★★★½☆

Directed and co-written by Óliver Laxe, Sirāt has been making headlines during this year’s award season, earning an abundance of accolades including nominations for Best International Feature Film and Best Sound at the upcoming 98th Annual Academy Awards. 

The film tells the story of a man named Luis (Sergi López) who, alongside his young son Esteban (Bruno Núñez Arjona) and their dog Pipa, travel to a desert rave in Morocco in a desperate search to find his daughter Mar, who has been missing for five months. While giving out flyers to anyone and everyone at the event, Luis comes across a group of European ravers, who for the most part seem completely disinterested but offer information that Mar may be attending the next rave.

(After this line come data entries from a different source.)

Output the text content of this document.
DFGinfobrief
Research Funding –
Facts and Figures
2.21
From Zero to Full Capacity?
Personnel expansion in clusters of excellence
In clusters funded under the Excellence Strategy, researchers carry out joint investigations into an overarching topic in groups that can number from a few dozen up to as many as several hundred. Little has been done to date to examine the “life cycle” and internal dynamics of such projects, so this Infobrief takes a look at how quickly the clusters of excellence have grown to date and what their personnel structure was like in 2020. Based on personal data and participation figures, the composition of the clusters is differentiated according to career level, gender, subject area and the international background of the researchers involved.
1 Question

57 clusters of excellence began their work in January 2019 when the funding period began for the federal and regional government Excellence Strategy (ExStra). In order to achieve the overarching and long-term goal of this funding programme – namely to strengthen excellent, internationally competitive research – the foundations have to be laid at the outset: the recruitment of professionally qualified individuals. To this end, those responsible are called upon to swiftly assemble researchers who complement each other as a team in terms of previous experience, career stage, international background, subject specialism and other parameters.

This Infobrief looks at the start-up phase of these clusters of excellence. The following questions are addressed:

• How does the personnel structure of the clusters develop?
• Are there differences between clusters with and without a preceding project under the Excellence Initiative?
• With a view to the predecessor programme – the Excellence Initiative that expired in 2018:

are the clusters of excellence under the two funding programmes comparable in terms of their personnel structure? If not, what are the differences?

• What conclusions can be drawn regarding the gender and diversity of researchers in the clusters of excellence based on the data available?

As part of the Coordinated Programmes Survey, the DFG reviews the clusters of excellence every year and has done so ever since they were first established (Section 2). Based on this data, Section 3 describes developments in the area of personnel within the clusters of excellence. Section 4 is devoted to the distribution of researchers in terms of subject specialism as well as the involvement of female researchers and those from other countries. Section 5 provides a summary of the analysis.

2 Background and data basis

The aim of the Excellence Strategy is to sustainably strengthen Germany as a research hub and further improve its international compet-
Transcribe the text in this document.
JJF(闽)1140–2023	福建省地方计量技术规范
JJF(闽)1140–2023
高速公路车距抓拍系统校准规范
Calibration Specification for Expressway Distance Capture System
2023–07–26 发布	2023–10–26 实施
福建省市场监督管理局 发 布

The party abruptly gets cut short when a group of soldiers evacuate the ravers, with inklings of a World War III type of event bubbling under the surface. The group of ravers, Tonin (Tonin Janvier), Jade (Jade Oukid), Stef (Stefania Gadda), Bigui (Richard Bellamy), and Josh (Joshua Liam) flee the soldiers in their van with Luis and Esteban quickly following suit in hopes that they’ll lead them to the next rave to continue their search for Mar.

The first half of the movie was lacklustre. While the first ten minutes of the film are a fantastic homage to raves and ravers, with gorgeous shots of people dancing, light shows in the desert, and the obvious sense of community in and around rave culture, once that ends, the story falls flat. The landscapes of Morocco were no doubt a beautiful backdrop to the film, but it took a while to pick up on the story where it ultimately felt like a dull road trip movie into nothingness. 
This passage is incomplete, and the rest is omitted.